In another development, an investigation is continuing into the mob-style killing of two U.S government staffers and their Iraqi interpreter after a U.S. official admitted that four men arrested were in fact policemen.

The four were detained after the slayings Tuesday of the two U.S staffers and an Iraqi woman near the town of Hillah , south of Baghdad , Maj. Gen. Mark Kimmitt was quoted by The Associated Press as saying.

U.S. military spokesman Dan Senor called the policemen's role in the attack "an exception" and defended what he called a "robust" process of vetting police recruits to try to uncover criminal pasts or links to Saddam's regime.

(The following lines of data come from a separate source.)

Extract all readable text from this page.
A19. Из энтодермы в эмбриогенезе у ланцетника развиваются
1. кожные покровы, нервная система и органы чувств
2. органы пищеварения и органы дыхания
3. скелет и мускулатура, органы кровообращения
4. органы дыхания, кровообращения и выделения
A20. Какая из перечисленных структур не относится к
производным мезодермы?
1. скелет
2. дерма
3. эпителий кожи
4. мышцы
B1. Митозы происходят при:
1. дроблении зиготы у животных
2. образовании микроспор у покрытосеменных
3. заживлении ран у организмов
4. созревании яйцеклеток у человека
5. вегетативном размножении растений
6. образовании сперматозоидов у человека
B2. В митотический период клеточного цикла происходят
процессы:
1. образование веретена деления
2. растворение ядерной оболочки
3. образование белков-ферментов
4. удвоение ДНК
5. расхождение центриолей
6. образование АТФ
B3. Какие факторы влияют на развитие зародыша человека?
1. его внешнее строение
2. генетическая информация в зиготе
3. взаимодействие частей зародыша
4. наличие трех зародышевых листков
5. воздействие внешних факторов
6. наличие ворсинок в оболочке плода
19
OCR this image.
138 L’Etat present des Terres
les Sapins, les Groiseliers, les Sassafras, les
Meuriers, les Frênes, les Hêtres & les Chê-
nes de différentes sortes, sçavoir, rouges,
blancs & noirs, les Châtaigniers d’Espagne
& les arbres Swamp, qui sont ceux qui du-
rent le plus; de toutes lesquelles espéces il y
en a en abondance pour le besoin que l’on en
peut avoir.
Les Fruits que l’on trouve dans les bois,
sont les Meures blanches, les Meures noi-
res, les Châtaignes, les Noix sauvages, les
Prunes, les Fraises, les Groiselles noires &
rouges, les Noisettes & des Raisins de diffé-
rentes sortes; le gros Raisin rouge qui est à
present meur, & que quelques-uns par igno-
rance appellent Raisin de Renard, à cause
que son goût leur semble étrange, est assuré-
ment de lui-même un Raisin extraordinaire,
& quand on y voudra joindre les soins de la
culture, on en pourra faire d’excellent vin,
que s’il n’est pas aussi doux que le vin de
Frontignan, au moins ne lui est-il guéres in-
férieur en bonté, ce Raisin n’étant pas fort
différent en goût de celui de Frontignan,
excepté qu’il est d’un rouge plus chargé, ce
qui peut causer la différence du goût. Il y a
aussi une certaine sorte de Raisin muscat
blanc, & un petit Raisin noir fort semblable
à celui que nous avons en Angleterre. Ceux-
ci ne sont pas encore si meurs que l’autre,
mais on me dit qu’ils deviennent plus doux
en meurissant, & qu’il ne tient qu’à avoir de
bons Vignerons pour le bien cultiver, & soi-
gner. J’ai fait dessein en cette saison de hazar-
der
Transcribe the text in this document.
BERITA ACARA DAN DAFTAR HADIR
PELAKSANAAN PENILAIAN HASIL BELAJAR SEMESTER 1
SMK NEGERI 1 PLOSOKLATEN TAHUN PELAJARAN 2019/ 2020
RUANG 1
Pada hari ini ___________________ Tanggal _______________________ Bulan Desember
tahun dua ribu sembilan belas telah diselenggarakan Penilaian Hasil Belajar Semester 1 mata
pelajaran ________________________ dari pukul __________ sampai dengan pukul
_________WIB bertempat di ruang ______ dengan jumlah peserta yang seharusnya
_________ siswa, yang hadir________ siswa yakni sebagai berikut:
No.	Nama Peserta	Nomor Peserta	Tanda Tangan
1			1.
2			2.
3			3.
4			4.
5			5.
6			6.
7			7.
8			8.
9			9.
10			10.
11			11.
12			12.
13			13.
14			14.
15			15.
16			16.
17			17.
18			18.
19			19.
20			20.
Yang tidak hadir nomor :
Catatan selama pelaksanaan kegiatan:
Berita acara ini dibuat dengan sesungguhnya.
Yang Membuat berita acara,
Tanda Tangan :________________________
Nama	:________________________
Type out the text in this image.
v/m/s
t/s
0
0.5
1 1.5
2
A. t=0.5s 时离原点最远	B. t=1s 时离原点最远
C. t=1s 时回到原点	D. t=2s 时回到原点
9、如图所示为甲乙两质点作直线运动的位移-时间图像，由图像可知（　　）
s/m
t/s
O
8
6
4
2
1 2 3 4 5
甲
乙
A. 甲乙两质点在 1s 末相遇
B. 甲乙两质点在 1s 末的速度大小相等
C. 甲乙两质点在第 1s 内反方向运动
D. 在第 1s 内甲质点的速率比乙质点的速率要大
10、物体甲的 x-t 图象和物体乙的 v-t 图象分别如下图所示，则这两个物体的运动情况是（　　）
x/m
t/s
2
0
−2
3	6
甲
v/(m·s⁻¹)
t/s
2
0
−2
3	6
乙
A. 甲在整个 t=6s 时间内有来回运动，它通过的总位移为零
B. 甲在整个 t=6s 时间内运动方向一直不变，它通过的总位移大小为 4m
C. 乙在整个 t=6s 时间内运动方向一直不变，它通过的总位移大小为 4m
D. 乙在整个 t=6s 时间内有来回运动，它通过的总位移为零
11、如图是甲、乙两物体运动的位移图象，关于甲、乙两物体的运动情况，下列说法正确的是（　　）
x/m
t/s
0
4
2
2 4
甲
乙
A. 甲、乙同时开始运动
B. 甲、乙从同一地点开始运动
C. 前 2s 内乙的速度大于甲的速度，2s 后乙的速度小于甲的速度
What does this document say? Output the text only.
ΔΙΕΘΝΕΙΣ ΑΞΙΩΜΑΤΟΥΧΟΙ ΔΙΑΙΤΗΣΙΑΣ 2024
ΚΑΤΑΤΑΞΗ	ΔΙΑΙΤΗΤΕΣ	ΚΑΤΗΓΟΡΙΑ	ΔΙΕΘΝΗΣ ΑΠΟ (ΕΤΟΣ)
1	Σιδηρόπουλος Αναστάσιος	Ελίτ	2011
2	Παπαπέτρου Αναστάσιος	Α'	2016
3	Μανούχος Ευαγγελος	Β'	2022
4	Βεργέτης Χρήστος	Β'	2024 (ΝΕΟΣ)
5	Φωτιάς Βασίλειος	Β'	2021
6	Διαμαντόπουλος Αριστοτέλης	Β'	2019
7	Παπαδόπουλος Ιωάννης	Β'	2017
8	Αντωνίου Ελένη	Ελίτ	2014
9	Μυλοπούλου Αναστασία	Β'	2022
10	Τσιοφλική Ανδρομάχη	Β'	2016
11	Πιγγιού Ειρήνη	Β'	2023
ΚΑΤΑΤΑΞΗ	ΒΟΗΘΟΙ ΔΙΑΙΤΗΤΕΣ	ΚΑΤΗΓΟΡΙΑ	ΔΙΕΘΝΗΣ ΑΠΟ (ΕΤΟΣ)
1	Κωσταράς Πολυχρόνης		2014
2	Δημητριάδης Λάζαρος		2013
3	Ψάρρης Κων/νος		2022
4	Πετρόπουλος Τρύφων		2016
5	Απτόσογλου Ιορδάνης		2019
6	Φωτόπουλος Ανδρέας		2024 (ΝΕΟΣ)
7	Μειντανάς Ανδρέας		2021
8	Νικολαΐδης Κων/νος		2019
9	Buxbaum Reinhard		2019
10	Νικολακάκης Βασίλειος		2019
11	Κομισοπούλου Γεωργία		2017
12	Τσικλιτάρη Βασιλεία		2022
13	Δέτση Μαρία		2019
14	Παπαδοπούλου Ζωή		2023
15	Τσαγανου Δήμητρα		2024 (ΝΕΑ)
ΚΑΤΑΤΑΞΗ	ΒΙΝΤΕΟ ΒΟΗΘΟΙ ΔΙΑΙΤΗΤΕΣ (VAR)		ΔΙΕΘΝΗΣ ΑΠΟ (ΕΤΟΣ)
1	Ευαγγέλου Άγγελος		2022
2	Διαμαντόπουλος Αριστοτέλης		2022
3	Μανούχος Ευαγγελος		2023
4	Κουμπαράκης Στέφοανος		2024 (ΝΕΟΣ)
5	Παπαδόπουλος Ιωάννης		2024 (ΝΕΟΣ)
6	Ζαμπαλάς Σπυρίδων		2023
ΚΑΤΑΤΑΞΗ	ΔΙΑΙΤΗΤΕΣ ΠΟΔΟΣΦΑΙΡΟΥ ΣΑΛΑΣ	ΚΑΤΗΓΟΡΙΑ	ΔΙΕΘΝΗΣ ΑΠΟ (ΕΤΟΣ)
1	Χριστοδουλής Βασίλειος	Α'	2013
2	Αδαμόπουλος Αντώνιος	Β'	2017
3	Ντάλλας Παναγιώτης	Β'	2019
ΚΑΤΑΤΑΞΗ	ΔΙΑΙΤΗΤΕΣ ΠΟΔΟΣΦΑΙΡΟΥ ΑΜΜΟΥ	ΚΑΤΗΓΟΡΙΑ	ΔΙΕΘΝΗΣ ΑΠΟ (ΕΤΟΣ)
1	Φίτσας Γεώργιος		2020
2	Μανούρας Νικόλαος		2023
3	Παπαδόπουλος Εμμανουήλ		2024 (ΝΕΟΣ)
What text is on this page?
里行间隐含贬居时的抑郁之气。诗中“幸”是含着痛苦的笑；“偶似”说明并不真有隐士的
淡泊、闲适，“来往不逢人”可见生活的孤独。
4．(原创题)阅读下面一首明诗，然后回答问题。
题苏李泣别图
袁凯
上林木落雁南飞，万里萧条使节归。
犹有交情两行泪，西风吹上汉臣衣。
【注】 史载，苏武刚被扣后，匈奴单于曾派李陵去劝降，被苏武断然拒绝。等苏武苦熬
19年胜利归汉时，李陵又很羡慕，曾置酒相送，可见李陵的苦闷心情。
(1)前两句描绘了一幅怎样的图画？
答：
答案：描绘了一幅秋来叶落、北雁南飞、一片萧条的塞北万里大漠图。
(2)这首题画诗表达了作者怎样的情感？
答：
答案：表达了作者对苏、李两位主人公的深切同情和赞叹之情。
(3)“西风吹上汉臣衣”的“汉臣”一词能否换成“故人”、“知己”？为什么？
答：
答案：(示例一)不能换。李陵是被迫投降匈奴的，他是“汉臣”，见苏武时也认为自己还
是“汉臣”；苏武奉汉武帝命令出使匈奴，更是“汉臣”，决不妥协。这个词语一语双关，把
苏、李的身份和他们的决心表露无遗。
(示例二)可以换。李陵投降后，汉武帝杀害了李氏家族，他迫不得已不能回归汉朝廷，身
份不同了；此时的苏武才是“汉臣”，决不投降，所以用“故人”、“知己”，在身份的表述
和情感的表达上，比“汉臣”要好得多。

Polish troops patrolling the region said the police stopped the staffers' car at a checkpoint and shot them to death.

Kimmitt, however, said the attackers may have been in a second car that ran the military staffers off the road.

The U.S. and British forces began strikes on Iraq on March 20 last year on claims demolishing weapons of mass destruction, but none of the banned arms have been found one year afterwards – raising fears that the invasion of the oil-rich country was made on false pretexts.